Pertama, aplikasi PeduliLindungi mencantumkan “Syarat Penggunaan” yang tidak menjamin layanannya selalu bisa diakses serta tidak menjamin data yang akurat dan aman.
Rekomendasi yang ditujukan kepada PT Telkom sebagai pengembang aplikasi, yaitu mengubah “Syarat Penggunaan” aplikasi agar sesuai dengan Pasal 3 PP 71 Tahun 2019 tentang PSTE, bahwa setiap penyelenggara sistem elektronik bertanggung jawab terhadap penyelenggaraan sistemnya.
Kedua, kebijakan kerahasiaan aplikasi tidak menjamin keamanan data bila terjadi akses ilegal.

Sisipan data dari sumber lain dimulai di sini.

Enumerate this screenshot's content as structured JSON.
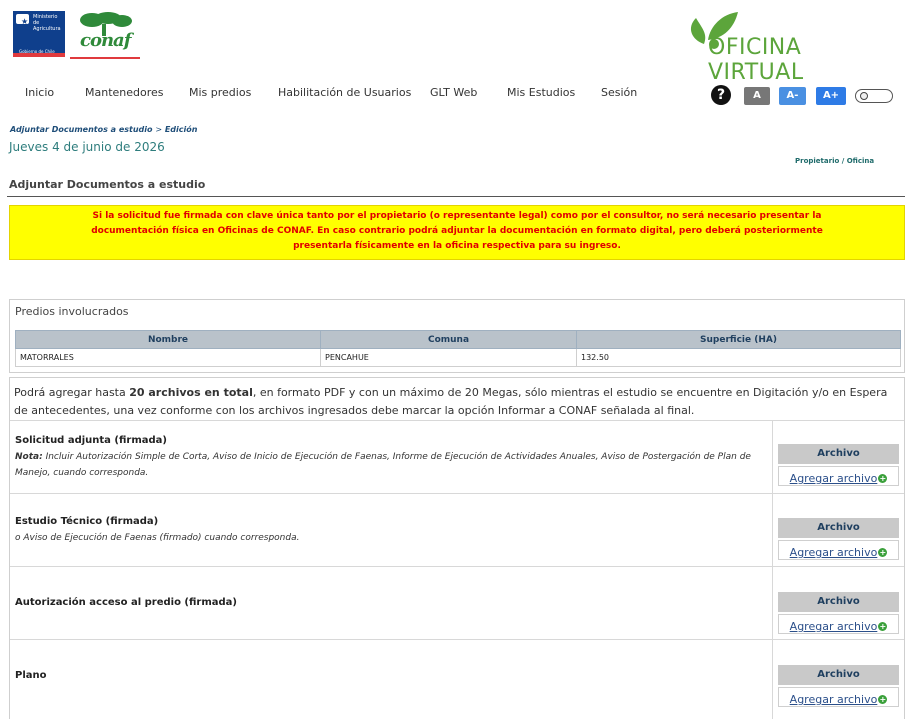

Rekomendasi: PT Telkom diminta patuh pada Pasal 31 PP 71/2019, yaitu PSE wajib melindungi pengguna dan masyarakat luas dari kerugian yang ditimbulkan oleh sistem elektronik yang diselenggarakannya.
“Kebijakan kerahasiaan PeduliLindungi harus memuat klausul tersebut. Selain itu, data PeduliLindungi harus dienkripsi dan hanya bisa didekripsi oleh PeduliLindungi,” tutur tim analis.
Ketiga, merujuk pada ulasan pengguna di toko aplikasi, banyak pengguna mengeluhkan aplikasi sering eror karena tingginya jumlah pengguna, GPS harus aktif 24 jam sehingga baterai cepat habis, kesalahan data penerima vaksin, penerbitan sertifikat vaksin terlalu lama, pengguna terus-menerus diminta login ulang dan memasukkan NIK, dan terakhir kode sandi sekali pakai (OTP) sering gagal terkirim.
Rekomendasi: PT Telkom diminta memperbaiki desain arsitektur aplikasi agar dapat memanfaatkan optimal fitur software development kit (SDK) dengan menerapkan metode standar DevSecOps yang komprehensif. “Tidak tambal sulam seperti sekarang,” ujar tim analis.
Terkait dengan GPS, lebih baik diganti dengan empat opsi: pemakaian sekali, saat digunakan, selalu aktif, dan menolak pengaktifan. Selanjutnya, pengembang juga diminta memberi pilihan kepada pengguna untuk tetap login dan dan tidak perlu setiap saat harus memasukkan NIK.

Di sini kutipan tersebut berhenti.